Les nouvelles technologies sont un nouveau canal d’expression de l’amitié. Dans cette mesure, ils peuvent aussi contribuer à ce que saint Josémaria appelait l’apostolat d’amitié et de confidence [11], où grâce aux rapports personnels et à une amitié loyale et authentique, on éveille chez les autres la faim de Dieu, et où on les aide à découvrir de nouveaux horizons [12].

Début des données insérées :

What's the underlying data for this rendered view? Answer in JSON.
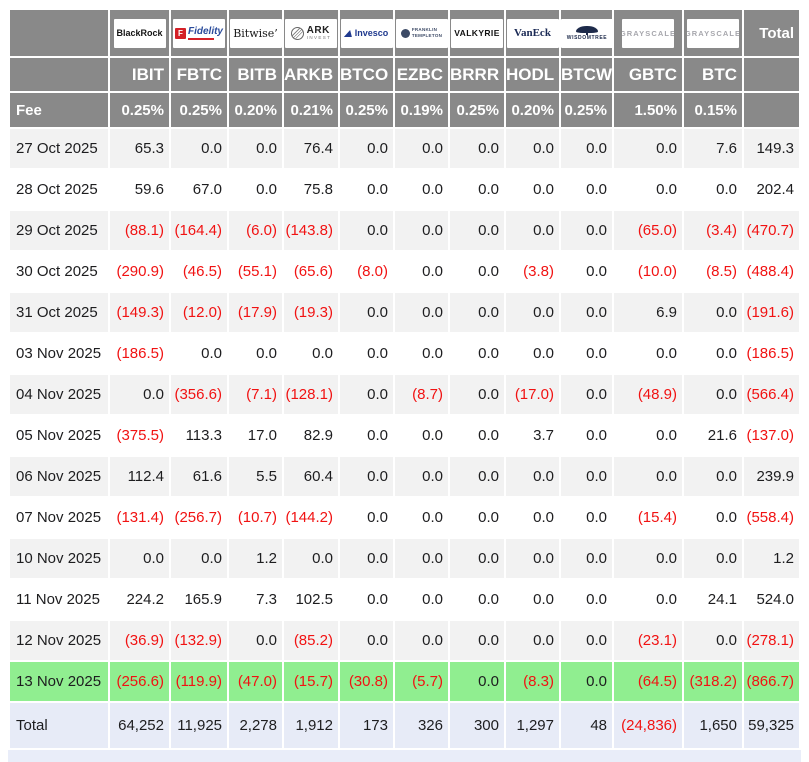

Parfois, un réseau social a été le moyen de renouer le contact avec un ancien camarade ou de maintenir une relation avec quelqu’un qui a changé de lieu de résidence. Cependant, nous avons l’expérience que les relations personnelles se forgent spécialement dans la vie réelle et nous ne pouvons donc pas oublier que l’apostolat chrétien s’appuie surtout sur le contact direct, puisque « l’Évangile nous invite toujours à courir le risque de la rencontre avec le visage de l’autre, avec sa présence physique qui interpelle, avec sa souffrance et ses demandes, avec sa joie contagieuse » [13]. Le désir sincère de transmettre le trésor de la foi poussera les chrétiens à sortir à la rencontre des autres, dans une approche apostolique, qui sait se servir de tous moyens disponibles, y compris digitaux.


[1]. Cf. Lc 10, 25 suiv.

[2]. Lc 10, 29.

[3]. Pape François, Message pour la Journée mondiale des communications sociales, 24 janvier 2014.

[4]. Saint Thomas, S. Th. II-II, q. 109, a. 3 ad 1.

[5]. Benoît XVI, Message pour la Journée mondiale des communications sociales, 24 janvier 2013.

[6]. Ibid.

[7]. Jc 3, 5.

[8]. Chemin, n° 455.

[9]. Benoît XVI, Message pour la Journée mondiale des communications sociales, 24 janvier 2013.

[10]. Forge, n° 682.

[11]. Entretiens, n° 66.

[12]. Quand le Christ passe, n° 149.

[13]. Pape François, Exhort. apost.Evangelii gaudium, 24 novembre 2013, n° 88.